In October 1950, a Paris trade union educational institution, the Suzanne Masson Center (in the 12th arrondissement of Paris), was named after her. Each year, the Center commemorates 8 May 1945, the "date of the victory of freedom against barbarism" and to "pay tribute to those who fought Nazism at the risk of their lives, such as Suzanne Masson."

In 2005, a street (the rue de la Gare), near the railway station, was renamed rue Suzanne-Masson.

On the site of the Hamburg prison, a plaque on the back wall of the detention center commemorates the two fighters who were killed there. A translation of the inscription reads:
France Bloch-Sérazin, 21 February 1913 - 12 February 1943

Suzanne Masson, 10 July 1901 - 1 November 1943

These two French women were beheaded with a guillotine in this prison because of their resistance to National Socialist tyranny in occupied France.

A street in Paris is named for Masson, about two kilometres northeast of the Gare De l'Est railway station.

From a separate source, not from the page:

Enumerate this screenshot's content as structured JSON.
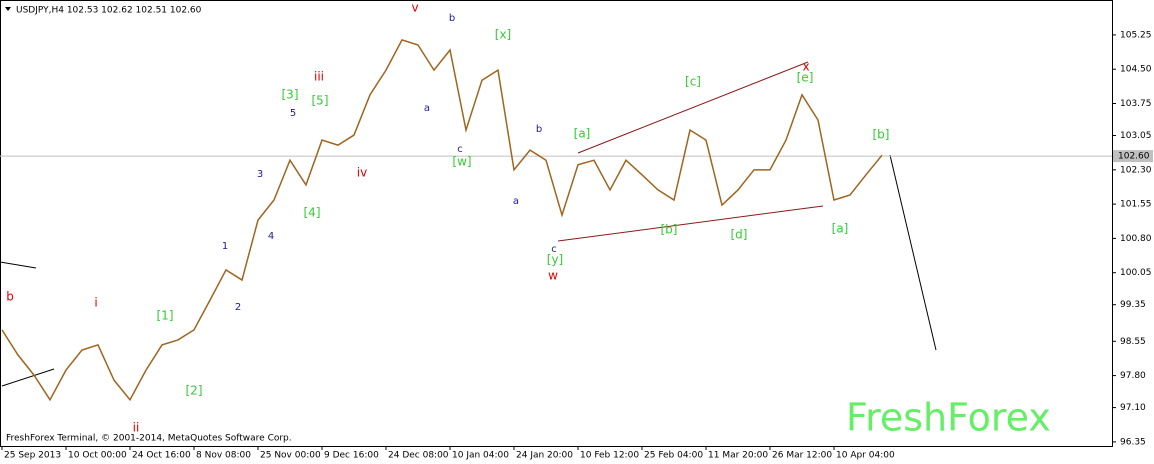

In 2014, a path was named for Masson in the 19th arrondissement of Paris.

== Other plaques ==
In 1938, the Central Execution Center for Northern Germany was set up in the Hamburg remand prison. As of 1988, there were three commemorative plaques at the site.

- The first was a general memorial for the approximately 500 people executed there during the Nazi era.
- The second commemorates two resistance fighters of the Resistance, France Bloch-Sérazin and Suzanne Masson.
- The third plaque names four Lübeck clergymen executed there in 1943 and who are referred to as Lübeck martyrs.